Center for Informational Biology, School of Life Science and Technology, University of Electronic Science and Technology of China, Chengdu 611731, China.
Center for Informational Biology, School of Life Science and Technology, University of Electronic Science and Technology of China, Chengdu 611731, China.
Int J Biol Macromol. 2023 Jun 1;239:124247. doi: 10.1016/j.ijbiomac.2023.124247. Epub 2023 Mar 30.
2'-O-methylation (2OM) is an omnipresent post-transcriptional modification in RNAs. It is important for the regulation of RNA stability, mRNA splicing and translation, as well as innate immunity. With the increase in publicly available 2OM data, several computational tools have been developed for the identification of 2OM sites in human RNA. Unfortunately, these tools suffer from the low discriminative power of redundant features, unreasonable dataset construction or overfitting. To address those issues, based on four types of 2OM (2OM-adenine (A), cytosine (C), guanine (G), and uracil (U)) data, we developed a two-step feature selection model to identify 2OM. For each type, the one-way analysis of variance (ANOVA) combined with mutual information (MI) was proposed to rank sequence features for obtaining the optimal feature subset. Subsequently, four predictors based on eXtreme Gradient Boosting (XGBoost) or support vector machine (SVM) were presented to identify the four types of 2OM sites. Finally, the proposed model could produce an overall accuracy of 84.3 % on the independent set. To provide a convenience for users, an online tool called i2OM was constructed and can be freely access at i2om.lin-group.cn. The predictor may provide a reference for the study of the 2OM.
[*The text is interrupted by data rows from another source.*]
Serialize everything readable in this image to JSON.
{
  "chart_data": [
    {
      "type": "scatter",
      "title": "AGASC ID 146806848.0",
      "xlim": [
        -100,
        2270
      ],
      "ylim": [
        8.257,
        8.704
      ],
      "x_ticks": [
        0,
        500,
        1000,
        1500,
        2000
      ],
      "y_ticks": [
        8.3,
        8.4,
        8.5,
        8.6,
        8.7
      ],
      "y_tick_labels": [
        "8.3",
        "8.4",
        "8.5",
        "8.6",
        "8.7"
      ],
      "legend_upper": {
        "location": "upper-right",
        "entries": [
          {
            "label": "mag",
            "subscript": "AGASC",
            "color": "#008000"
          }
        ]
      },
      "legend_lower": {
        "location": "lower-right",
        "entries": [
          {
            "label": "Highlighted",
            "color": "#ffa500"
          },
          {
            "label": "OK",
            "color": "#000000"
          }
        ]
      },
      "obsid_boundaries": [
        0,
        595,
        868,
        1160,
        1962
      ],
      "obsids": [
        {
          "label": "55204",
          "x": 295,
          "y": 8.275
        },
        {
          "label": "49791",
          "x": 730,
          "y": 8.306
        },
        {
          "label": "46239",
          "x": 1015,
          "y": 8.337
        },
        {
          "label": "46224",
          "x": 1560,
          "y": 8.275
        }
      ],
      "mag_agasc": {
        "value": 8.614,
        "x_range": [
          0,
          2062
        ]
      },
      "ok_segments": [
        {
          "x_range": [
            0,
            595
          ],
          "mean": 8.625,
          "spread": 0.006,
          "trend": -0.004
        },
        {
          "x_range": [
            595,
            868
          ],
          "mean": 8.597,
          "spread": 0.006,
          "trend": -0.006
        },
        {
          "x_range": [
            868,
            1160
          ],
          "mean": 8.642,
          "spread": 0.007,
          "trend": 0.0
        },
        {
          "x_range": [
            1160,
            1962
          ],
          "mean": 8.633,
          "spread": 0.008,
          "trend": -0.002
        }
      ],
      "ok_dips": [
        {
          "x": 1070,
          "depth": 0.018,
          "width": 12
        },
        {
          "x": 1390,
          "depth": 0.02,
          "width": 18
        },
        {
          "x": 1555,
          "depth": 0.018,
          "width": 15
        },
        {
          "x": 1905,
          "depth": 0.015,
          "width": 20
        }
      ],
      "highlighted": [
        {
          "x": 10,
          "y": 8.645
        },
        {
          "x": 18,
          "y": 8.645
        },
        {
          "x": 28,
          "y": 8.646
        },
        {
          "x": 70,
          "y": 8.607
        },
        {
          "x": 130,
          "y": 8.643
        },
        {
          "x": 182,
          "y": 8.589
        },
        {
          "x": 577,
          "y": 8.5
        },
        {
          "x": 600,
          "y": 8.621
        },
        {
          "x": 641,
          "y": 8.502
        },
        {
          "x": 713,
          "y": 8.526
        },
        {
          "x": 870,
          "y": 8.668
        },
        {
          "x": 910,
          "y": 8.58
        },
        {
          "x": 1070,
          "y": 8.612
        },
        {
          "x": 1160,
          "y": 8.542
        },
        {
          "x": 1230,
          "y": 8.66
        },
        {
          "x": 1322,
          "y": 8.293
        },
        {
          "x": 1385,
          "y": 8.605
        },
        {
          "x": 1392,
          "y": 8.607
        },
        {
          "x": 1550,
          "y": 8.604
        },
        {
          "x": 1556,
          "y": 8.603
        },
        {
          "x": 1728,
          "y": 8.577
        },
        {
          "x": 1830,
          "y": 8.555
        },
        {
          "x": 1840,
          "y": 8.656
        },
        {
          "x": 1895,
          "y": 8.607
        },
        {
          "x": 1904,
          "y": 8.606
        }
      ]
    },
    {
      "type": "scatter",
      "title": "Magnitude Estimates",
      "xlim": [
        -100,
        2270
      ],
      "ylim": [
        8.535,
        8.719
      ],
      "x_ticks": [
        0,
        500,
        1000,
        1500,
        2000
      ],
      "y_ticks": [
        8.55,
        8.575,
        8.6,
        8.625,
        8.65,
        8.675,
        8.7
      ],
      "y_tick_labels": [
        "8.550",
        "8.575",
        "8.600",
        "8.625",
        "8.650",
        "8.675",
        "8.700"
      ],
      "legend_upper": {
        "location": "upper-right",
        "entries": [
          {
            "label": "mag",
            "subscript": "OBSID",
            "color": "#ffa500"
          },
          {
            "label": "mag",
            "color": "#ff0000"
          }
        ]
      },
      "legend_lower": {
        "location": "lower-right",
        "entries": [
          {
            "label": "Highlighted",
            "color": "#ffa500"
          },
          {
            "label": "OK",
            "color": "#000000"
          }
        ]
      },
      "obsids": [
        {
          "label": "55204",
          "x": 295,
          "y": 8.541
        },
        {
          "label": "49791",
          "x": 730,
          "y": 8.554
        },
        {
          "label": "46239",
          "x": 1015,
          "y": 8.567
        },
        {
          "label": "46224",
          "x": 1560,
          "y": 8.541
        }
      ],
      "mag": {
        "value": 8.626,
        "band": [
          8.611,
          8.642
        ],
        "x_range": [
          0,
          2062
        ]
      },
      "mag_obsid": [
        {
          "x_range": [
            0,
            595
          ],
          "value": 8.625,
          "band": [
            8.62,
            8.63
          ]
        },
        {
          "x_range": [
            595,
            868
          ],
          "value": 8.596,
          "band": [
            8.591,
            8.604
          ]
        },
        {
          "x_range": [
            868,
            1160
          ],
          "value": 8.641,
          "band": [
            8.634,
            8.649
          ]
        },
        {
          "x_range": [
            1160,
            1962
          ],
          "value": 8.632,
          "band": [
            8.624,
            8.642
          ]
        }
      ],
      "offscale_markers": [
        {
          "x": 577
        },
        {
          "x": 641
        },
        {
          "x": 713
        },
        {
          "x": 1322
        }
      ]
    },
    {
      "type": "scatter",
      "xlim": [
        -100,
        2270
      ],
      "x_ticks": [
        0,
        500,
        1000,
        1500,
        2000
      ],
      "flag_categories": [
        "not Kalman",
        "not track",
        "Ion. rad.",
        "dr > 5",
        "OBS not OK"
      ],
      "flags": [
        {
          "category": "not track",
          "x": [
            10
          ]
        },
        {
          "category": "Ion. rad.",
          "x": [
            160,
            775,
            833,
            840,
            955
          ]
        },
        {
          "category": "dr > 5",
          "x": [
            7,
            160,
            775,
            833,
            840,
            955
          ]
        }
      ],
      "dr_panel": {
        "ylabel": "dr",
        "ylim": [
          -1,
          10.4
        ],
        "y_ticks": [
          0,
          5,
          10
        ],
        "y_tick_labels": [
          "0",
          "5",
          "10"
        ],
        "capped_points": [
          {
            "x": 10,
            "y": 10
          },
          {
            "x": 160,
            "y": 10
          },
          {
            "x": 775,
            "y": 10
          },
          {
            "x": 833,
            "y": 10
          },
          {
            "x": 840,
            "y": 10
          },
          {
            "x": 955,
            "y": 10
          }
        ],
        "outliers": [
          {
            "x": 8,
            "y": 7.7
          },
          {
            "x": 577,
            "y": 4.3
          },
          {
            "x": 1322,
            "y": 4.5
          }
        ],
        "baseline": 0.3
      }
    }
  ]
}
2'-O-甲基化(2OM)是 RNA 中转录后修饰的普遍存在形式。它对 RNA 稳定性、mRNA 剪接和翻译以及先天免疫的调节都很重要。随着 2OM 数据的不断增加,已经开发了几种计算工具来识别人类 RNA 中的 2OM 位点。不幸的是,这些工具存在冗余特征区分能力低、数据集构建不合理或过拟合等问题。为了解决这些问题,我们基于四种 2OM(2OM-腺嘌呤(A)、胞嘧啶(C)、鸟嘌呤(G)和尿嘧啶(U))数据,开发了一种两步特征选择模型来识别 2OM。对于每种类型,我们提出了一种基于单向方差分析(ANOVA)和互信息(MI)的方法来对序列特征进行排序,以获得最优的特征子集。随后,我们提出了四种基于极端梯度提升(XGBoost)或支持向量机(SVM)的预测器,用于识别四种 2OM 位点。最终,该模型在独立数据集上的整体准确率达到 84.3%。为了方便用户使用,我们构建了一个名为 i2OM 的在线工具,并可在 i2om.lin-group.cn 上免费访问。该预测器可以为 2OM 的研究提供参考。